À Las Vegas, les années se suivent et ne se ressemblent pas. Cette nouvelle édition de Money 20/20 était moins flamboyante et pétillante d’annonces que l’année passée, mais non moins intéressante. FinTechs contre acteurs traditionnels du secteur ou FinTechs s’alliant avec les grandes institutions financières ? Chacun se jauge et tous se mettent en ordre de bataille pour la conquête des clients et des marchés.

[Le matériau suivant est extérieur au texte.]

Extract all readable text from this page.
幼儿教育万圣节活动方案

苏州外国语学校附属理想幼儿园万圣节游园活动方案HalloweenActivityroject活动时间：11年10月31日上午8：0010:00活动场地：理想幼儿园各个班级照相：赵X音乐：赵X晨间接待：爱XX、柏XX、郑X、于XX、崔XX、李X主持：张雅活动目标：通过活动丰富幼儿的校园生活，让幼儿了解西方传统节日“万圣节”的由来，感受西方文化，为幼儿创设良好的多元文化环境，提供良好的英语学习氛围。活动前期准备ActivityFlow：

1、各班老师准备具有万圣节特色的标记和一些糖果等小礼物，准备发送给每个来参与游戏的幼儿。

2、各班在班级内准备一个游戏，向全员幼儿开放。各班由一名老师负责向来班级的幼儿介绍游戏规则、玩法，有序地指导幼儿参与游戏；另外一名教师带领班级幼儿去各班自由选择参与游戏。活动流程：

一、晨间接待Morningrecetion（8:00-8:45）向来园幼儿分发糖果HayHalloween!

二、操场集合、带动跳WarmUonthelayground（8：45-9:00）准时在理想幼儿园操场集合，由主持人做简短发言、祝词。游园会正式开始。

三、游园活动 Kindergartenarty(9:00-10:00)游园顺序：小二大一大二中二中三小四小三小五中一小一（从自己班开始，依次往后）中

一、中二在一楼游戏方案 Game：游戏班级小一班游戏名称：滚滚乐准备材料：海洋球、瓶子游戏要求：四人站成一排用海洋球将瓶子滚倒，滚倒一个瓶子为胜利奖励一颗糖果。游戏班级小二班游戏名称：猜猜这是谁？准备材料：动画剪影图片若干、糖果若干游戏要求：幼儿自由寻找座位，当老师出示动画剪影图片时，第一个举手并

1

« Je suis comme mon petit garçon. J’adore jouer avec les dinosaures… » Cette citation de Carl-Nicolai Wessmann, le patron de la FinTech Spiff, donne le ton de l’édition 2017 de Money20/20 à Las Vegas. L’arrogance – voire l’agressivité – a changé de camp. Face aux bonnes vieilles institutions bancaires, les FinTechs se voient gagnantes. Reste que, contrairement à il y a seulement deux ou trois ans, les dinosaures sont venus voir de leurs propres yeux la menace. Les banques sont à Money 20/20. Faites vos jeux ! Vu du monde des analystes, des startupers et même des investisseurs, les grandes institutions traditionnelles n’ont pas encore réalisé l’importance d’un phénomène qui se déroule sous leurs yeux et les concerne directement. Si l’on en croit Andrei Cherny, CEO et cofondateur de la start-up de finance éthique Aspiration, « les banques continuent de croire que se digitaliser signifie simplement appliquer quelques couches de technologie sur le business as usual. Alors qu’il faut complètement repenser les services proposés ! Cela revient à mettre du rouge à lèvres sur des cochons ! »

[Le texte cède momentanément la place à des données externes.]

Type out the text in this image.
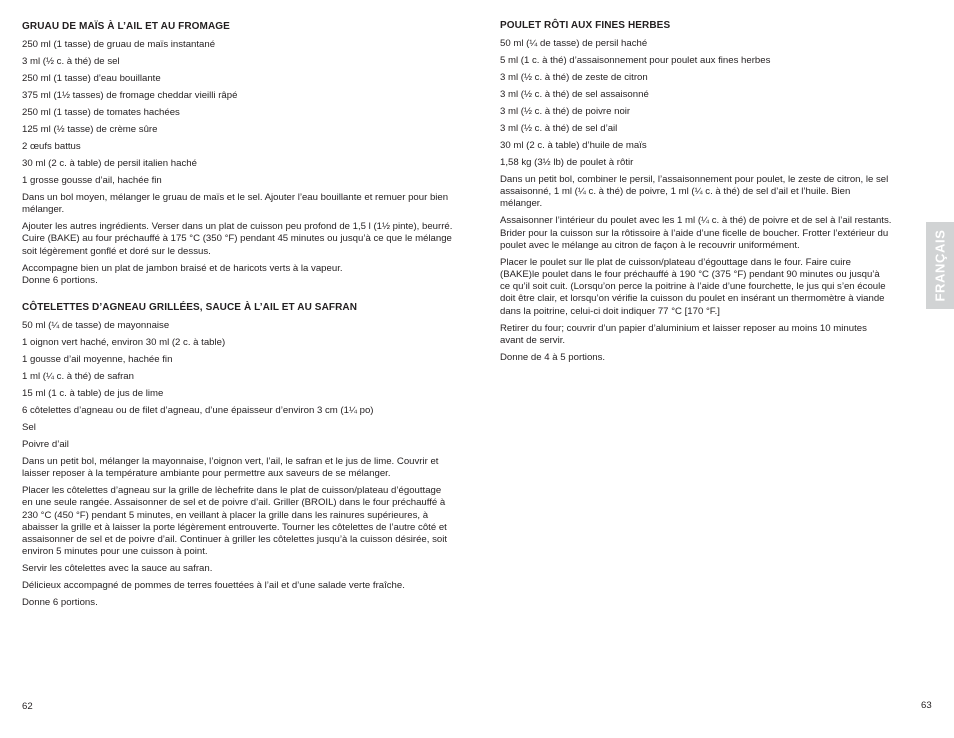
GRUAU DE MAÏS À L’AIL ET AU FROMAGE

250 ml (1 tasse) de gruau de maïs instantané

3 ml (½ c. à thé) de sel

250 ml (1 tasse) d’eau bouillante

375 ml (1½ tasses) de fromage cheddar vieilli râpé

250 ml (1 tasse) de tomates hachées

125 ml (½ tasse) de crème sûre

2 œufs battus

30 ml (2 c. à table) de persil italien haché

1 grosse gousse d’ail, hachée fin

Dans un bol moyen, mélanger le gruau de maïs et le sel. Ajouter l’eau bouillante et remuer pour bien mélanger.

Ajouter les autres ingrédients. Verser dans un plat de cuisson peu profond de 1,5 l (1½ pinte), beurré. Cuire (BAKE) au four préchauffé à 175 °C (350 °F) pendant 45 minutes ou jusqu’à ce que le mélange soit légèrement gonflé et doré sur le dessus.

Accompagne bien un plat de jambon braisé et de haricots verts à la vapeur.
Donne 6 portions.

CÔTELETTES D’AGNEAU GRILLÉES, SAUCE À L’AIL ET AU SAFRAN

50 ml (¼ de tasse) de mayonnaise

1 oignon vert haché, environ 30 ml (2 c. à table)

1 gousse d’ail moyenne, hachée fin

1 ml (¼ c. à thé) de safran

15 ml (1 c. à table) de jus de lime

6 côtelettes d’agneau ou de filet d’agneau, d’une épaisseur d’environ 3 cm (1¼ po)

Sel

Poivre d’ail

Dans un petit bol, mélanger la mayonnaise, l’oignon vert, l’ail, le safran et le jus de lime. Couvrir et laisser reposer à la température ambiante pour permettre aux saveurs de se mélanger.

Placer les côtelettes d’agneau sur la grille de lèchefrite dans le plat de cuisson/plateau d’égouttage en une seule rangée. Assaisonner de sel et de poivre d’ail. Griller (BROIL) dans le four préchauffé à 230 °C (450 °F) pendant 5 minutes, en veillant à placer la grille dans les rainures supérieures, à abaisser la grille et à laisser la porte légèrement entrouverte. Tourner les côtelettes de l’autre côté et assaisonner de sel et de poivre d’ail. Continuer à griller les côtelettes jusqu’à la cuisson désirée, soit environ 5 minutes pour une cuisson à point.

Servir les côtelettes avec la sauce au safran.

Délicieux accompagné de pommes de terres fouettées à l’ail et d’une salade verte fraîche.

Donne 6 portions.

62
POULET RÔTI AUX FINES HERBES

50 ml (¼ de tasse) de persil haché

5 ml (1 c. à thé) d’assaisonnement pour poulet aux fines herbes

3 ml (½ c. à thé) de zeste de citron

3 ml (½ c. à thé) de sel assaisonné

3 ml (½ c. à thé) de poivre noir

3 ml (½ c. à thé) de sel d’ail

30 ml (2 c. à table) d’huile de maïs

1,58 kg (3½ lb) de poulet à rôtir

Dans un petit bol, combiner le persil, l’assaisonnement pour poulet, le zeste de citron, le sel assaisonné, 1 ml (¼ c. à thé) de poivre, 1 ml (¼ c. à thé) de sel d’ail et l’huile. Bien mélanger.

Assaisonner l’intérieur du poulet avec les 1 ml (¼ c. à thé) de poivre et de sel à l’ail restants. Brider pour la cuisson sur la rôtissoire à l’aide d’une ficelle de boucher. Frotter l’extérieur du poulet avec le mélange au citron de façon à le recouvrir uniformément.

Placer le poulet sur lle plat de cuisson/plateau d’égouttage dans le four. Faire cuire (BAKE)le poulet dans le four préchauffé à 190 °C (375 °F) pendant 90 minutes ou jusqu’à ce qu’il soit cuit. (Lorsqu’on perce la poitrine à l’aide d’une fourchette, le jus qui s’en écoule doit être clair, et lorsqu’on vérifie la cuisson du poulet en insérant un thermomètre à viande dans la poitrine, celui-ci doit indiquer 77 °C [170 °F.]

Retirer du four; couvrir d’un papier d’aluminium et laisser reposer au moins 10 minutes avant de servir.

Donne de 4 à 5 portions.

FRANÇAIS
63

Si le constat est violent, il trouve un écho dans les chiffres exposés dans les différentes présentations. Seuls 6 % des membres de conseils d’administration bancaires auraient une expérience technologique. Ils connaissent parfaitement la régulation de leur secteur, mais n’ont aucune idée de ce que sont l’intelligence artificielle (IA) ou la blockchain… Une carence qui peut devenir fatale quand les attaques viennent de toutes parts. Un autre défaut de taille revient souvent dans les discours : celui des systèmes d’information historiques. Le secteur, un des premiers à s’être informatisé dès les années 1960, fonctionne encore dans sa grande majorité avec des programmes en Cobol (c’est le cas pour 43 % des banques américaines dont 92 % d’entre elles travaillent avec de grands systèmes IBM). Outre l’absence totale d’agilité de ces infrastructures, elles organisent les données en silo, ces dernières étant aujourd’hui le nerf de la guerre. En conséquence, les intervenants sont très pessimistes quant à l’emploi dans les banques. Tout le monde semble valider la disparition des agences et la statistique de la perte d’un emploi sur trois dans le secteur d’ici à 2025 a été entendue plusieurs fois.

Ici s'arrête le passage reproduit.